The two biggest challenges people face in retirement are inflation and stock market declines. When it comes to fighting inflation, stocks will typically do better than bonds and fixed-income investments. However, when it comes to safety and certainty, the reverse is true. Regardless, when saving for retirement, there is no one-size-fits-all plan. There are many factors, including your tolerance for risk. So, it is always best to speak with a financial expert.
All that said, the best case scenario is to start saving for your retirement the moment that you start working. Nevertheless, retirement planning is a dynamic process and will change as you get older. As an example, a good generic retirement strategy is to take 100 minus your age. You then use that number as the percentage to place in stocks, and the balance in bonds. This will mean that a person who is 25 will invest 75 percent of their retirement savings in stocks and 25 percent in bonds. When that same person is 75 years old, they will have generally the reverse asset allocation. No more than annually, review your assets and make adjustments accordingly, selling off well-performing stocks that are severely throwing the investment mix out of line.

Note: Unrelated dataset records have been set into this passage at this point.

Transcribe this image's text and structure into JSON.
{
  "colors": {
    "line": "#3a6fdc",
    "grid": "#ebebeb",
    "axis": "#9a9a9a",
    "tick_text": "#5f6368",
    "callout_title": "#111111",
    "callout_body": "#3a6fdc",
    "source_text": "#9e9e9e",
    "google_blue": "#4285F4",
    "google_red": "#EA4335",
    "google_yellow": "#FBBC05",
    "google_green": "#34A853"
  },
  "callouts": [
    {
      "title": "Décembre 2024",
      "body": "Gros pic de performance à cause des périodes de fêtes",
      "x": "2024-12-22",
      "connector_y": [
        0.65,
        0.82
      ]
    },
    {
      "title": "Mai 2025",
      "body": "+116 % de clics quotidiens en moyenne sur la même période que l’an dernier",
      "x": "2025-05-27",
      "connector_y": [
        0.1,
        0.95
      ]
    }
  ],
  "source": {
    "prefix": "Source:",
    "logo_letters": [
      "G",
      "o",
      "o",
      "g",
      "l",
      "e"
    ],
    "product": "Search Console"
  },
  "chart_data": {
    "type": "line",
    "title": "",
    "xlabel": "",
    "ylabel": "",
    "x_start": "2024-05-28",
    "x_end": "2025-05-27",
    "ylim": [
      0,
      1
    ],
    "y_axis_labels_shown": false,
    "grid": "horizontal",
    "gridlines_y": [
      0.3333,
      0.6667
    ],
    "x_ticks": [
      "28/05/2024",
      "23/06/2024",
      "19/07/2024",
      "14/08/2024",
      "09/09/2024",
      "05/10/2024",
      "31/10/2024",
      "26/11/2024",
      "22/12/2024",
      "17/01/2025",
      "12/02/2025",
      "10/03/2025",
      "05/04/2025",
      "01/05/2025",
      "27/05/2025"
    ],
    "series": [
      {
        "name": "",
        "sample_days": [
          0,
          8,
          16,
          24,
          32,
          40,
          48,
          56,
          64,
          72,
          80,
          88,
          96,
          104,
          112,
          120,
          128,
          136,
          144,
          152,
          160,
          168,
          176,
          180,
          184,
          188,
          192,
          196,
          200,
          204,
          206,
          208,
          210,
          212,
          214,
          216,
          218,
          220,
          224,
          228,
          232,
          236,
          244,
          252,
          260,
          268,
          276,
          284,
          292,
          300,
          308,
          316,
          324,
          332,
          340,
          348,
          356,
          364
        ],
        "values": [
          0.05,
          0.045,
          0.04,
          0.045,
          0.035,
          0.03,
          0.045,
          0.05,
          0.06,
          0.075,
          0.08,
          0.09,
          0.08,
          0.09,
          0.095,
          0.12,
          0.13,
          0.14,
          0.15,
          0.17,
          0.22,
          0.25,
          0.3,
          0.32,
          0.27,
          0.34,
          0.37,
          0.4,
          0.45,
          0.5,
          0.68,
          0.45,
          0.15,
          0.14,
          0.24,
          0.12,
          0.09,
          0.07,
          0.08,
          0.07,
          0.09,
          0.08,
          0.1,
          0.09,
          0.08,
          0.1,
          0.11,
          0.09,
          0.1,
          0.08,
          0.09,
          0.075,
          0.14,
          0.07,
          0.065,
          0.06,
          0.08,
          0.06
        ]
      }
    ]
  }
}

Still, one may want to consider longer life expectancies. A middle-class person retiring today has a better than 40 percent chance of living to 95 years old. Taking this into consideration, some financial experts have started to recommend a calculation using 110 or 120 minus your age. Because there is a good chance that you are going to live longer, you will need the extra growth that only stocks can produce. In this scenario, the 25-year-old person will invest 95 percent of their retirement savings in stocks, and the 75-year-old will have 50 percent.